For the cases that involve recursion, if all recursive calls perform correctly, then the entire case performs correctly: The recursive case—that is, years>1—works correctly, because if the recursive call correctly posts years-1 worth of interest, then all that is needed is to post one additional year’s worth of interest and the call to the overloaded zero-argument version of update will correctly post one year’s worth of interest. Thus, if the recursive call performs the correct action, then the entire action for the case of years>1 will be correct.

In this example, we have overloaded update so that there are two different functions named update: one that takes no arguments and one that takes a single argument. Do not confuse the calls to the two functions named update. These are two different functions that, as far as the compiler is concerned, just coincidentally happen to have the same name. When the definition of the function update with one argument includes a call to the version of update that takes no arguments, that is not a recursive call. Only the call to the version of update with the exact same function declaration is a recursive call.
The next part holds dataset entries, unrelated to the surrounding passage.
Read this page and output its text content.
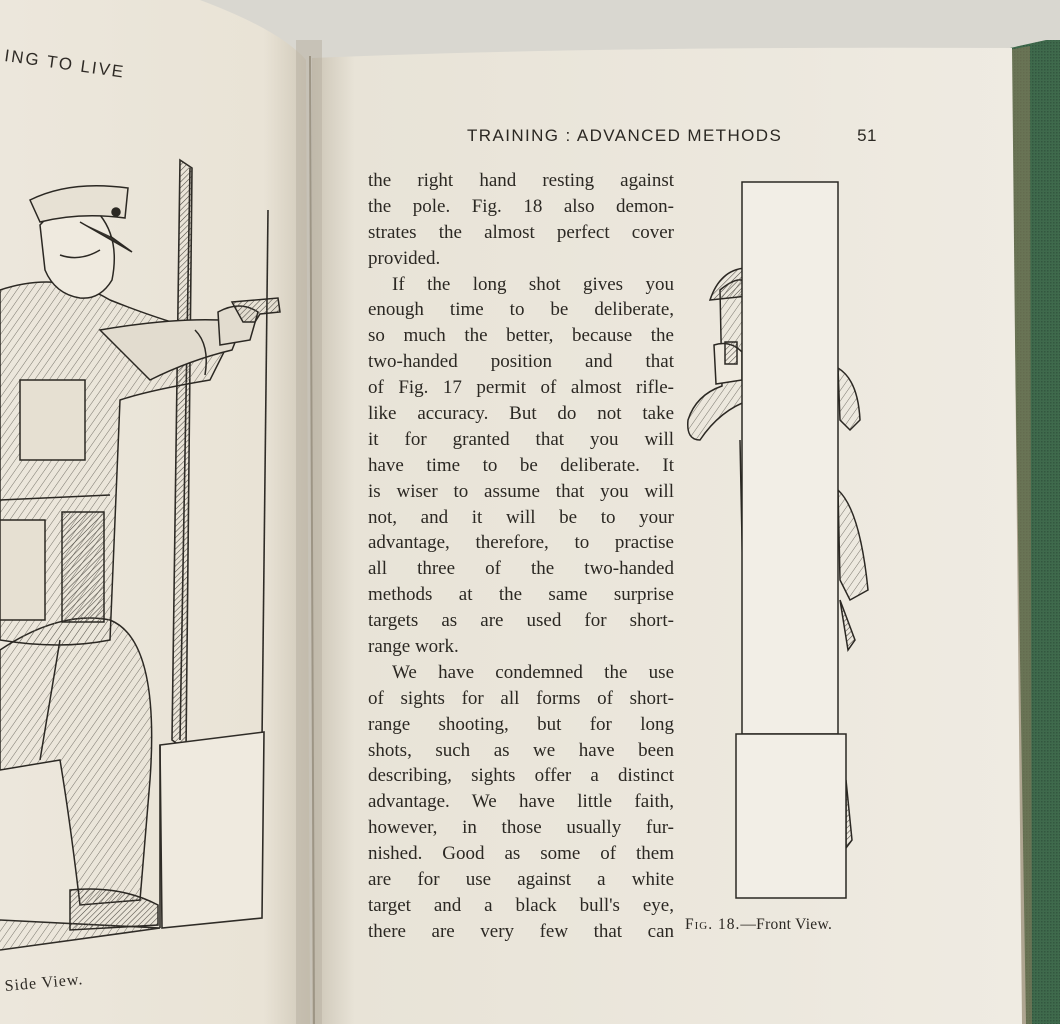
ING TO LIVE
Side View.
TRAINING : ADVANCED METHODS	51
the right hand resting against
the pole. Fig. 18 also demon-
strates the almost perfect cover
provided.
If the long shot gives you
enough time to be deliberate,
so much the better, because the
two-handed position and that
of Fig. 17 permit of almost rifle-
like accuracy. But do not take
it for granted that you will
have time to be deliberate. It
is wiser to assume that you will
not, and it will be to your
advantage, therefore, to practise
all three of the two-handed
methods at the same surprise
targets as are used for short-
range work.
We have condemned the use
of sights for all forms of short-
range shooting, but for long
shots, such as we have been
describing, sights offer a distinct
advantage. We have little faith,
however, in those usually fur-
nished. Good as some of them
are for use against a white
target and a black bull's eye,
there are very few that can Fig. 18.—Front View.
To see what is involved here, note that we could have named the version of update that takes no argument postOneYear(), instead of naming it update(), and then the definition of the recursive version of update would read as follows:

void BankAccount::update(int years)
{     if (years == 1)
    {
        postOneYear();
    }     else if (years > 1)
    {
        update(years − 1);
        postOneYear();
    }
}

Self-Test Exercises

Write a recursive function definition for the following function:
```
int squares(int n); //Precondition: n >= 1
//Returns the sum of the squares of numbers 1 through n.
```
For example, squares(3) returns 14 because 1² + 2² + 3² is 14.
Write an iterative version of the one-argument member function Bank-Account::update(int years) that is described in Display 14.9.